The scale is divided into three segments. Each segment is expressed by a sine-wave that plays a randomly-selected sequence from its segment; each voice proceeds at its own independent pace. Simultaneously with each voice we hear a chord that is mathematically derived from the relationship between the sounding pitch and the scale base frequency of 240 Hz. Underlying all of this is a slowly-pulsing, nearly subliminal 60 Hz binaural pedal tone, where each of three binaural pairs is based on the ratio between a set of high-numbered twin primes.

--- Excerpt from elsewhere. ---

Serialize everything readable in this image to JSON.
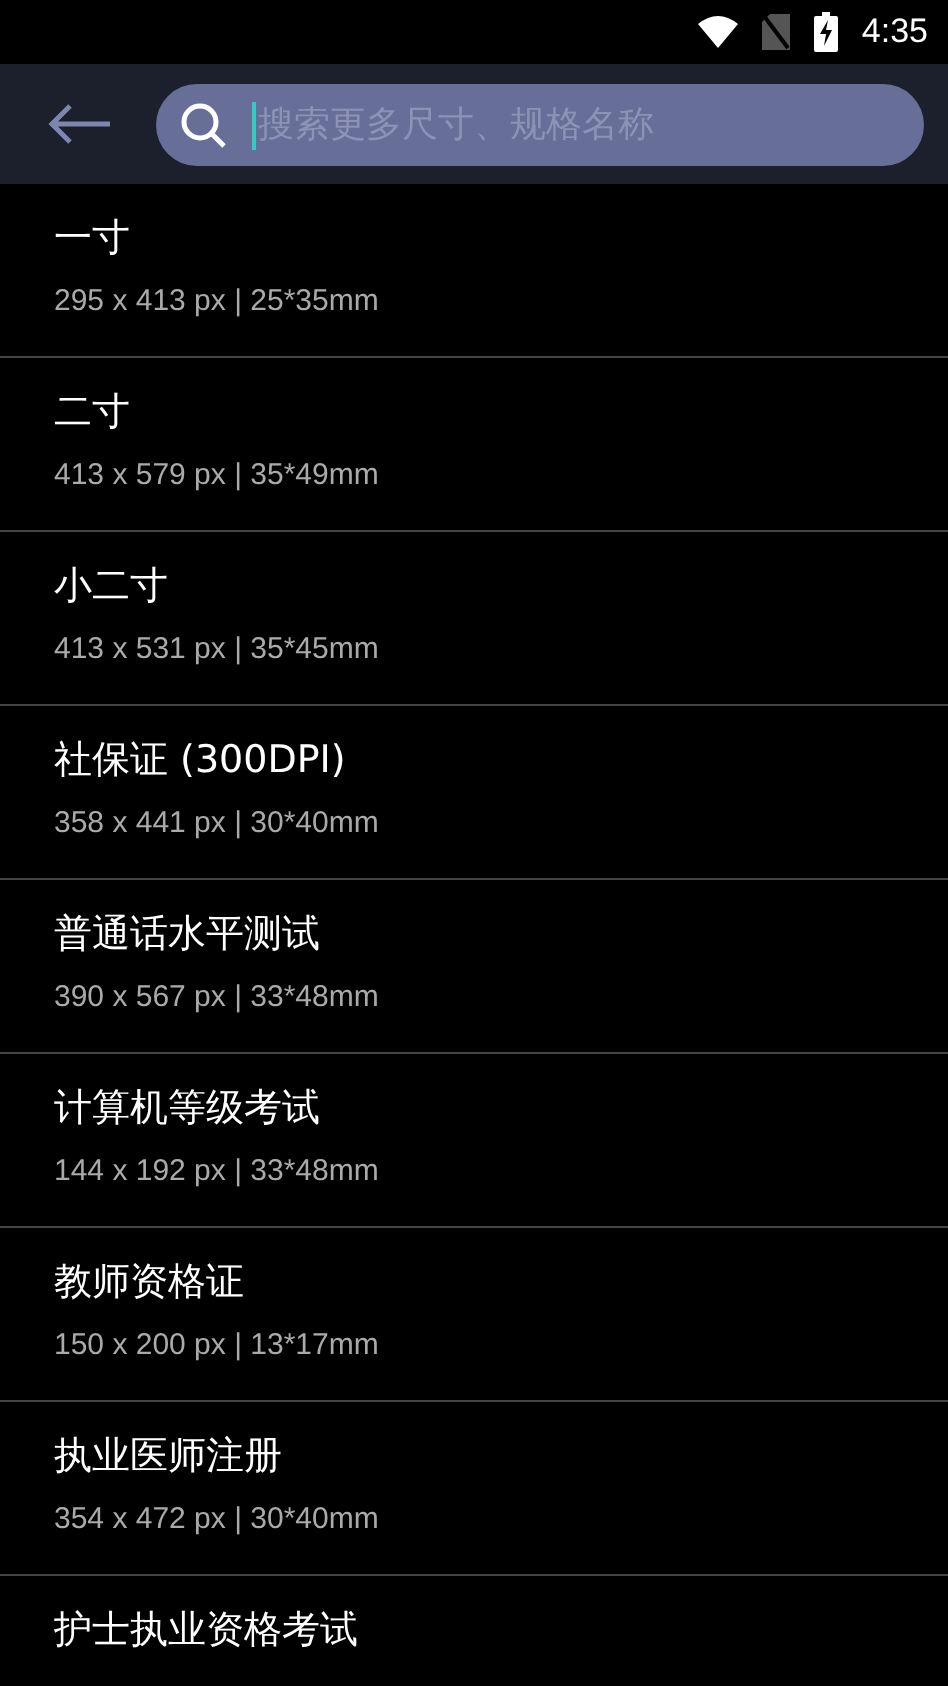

Part 1 uses harmonies based on multiplication, division, and the Pythagorean means (arithmetic, geometric, and harmonic). Part 2 uses harmonies based on difference and summation tones.
The piece is generative; that is, the specific tone choices from which the chords are generated are selected by a randomized process such that every real-time performance of the piece is unique. Each track is a different rendering and thus they have different tone sequences.
Sine waves are the only sound source. The original sound files were generated by Csound. They were then post-processed (also by Csound) for convolution reverb using an impulse response made at Hamilton Mausoleum in Hamilton, Scotland. Finally, the tracks were normalized in Audacity.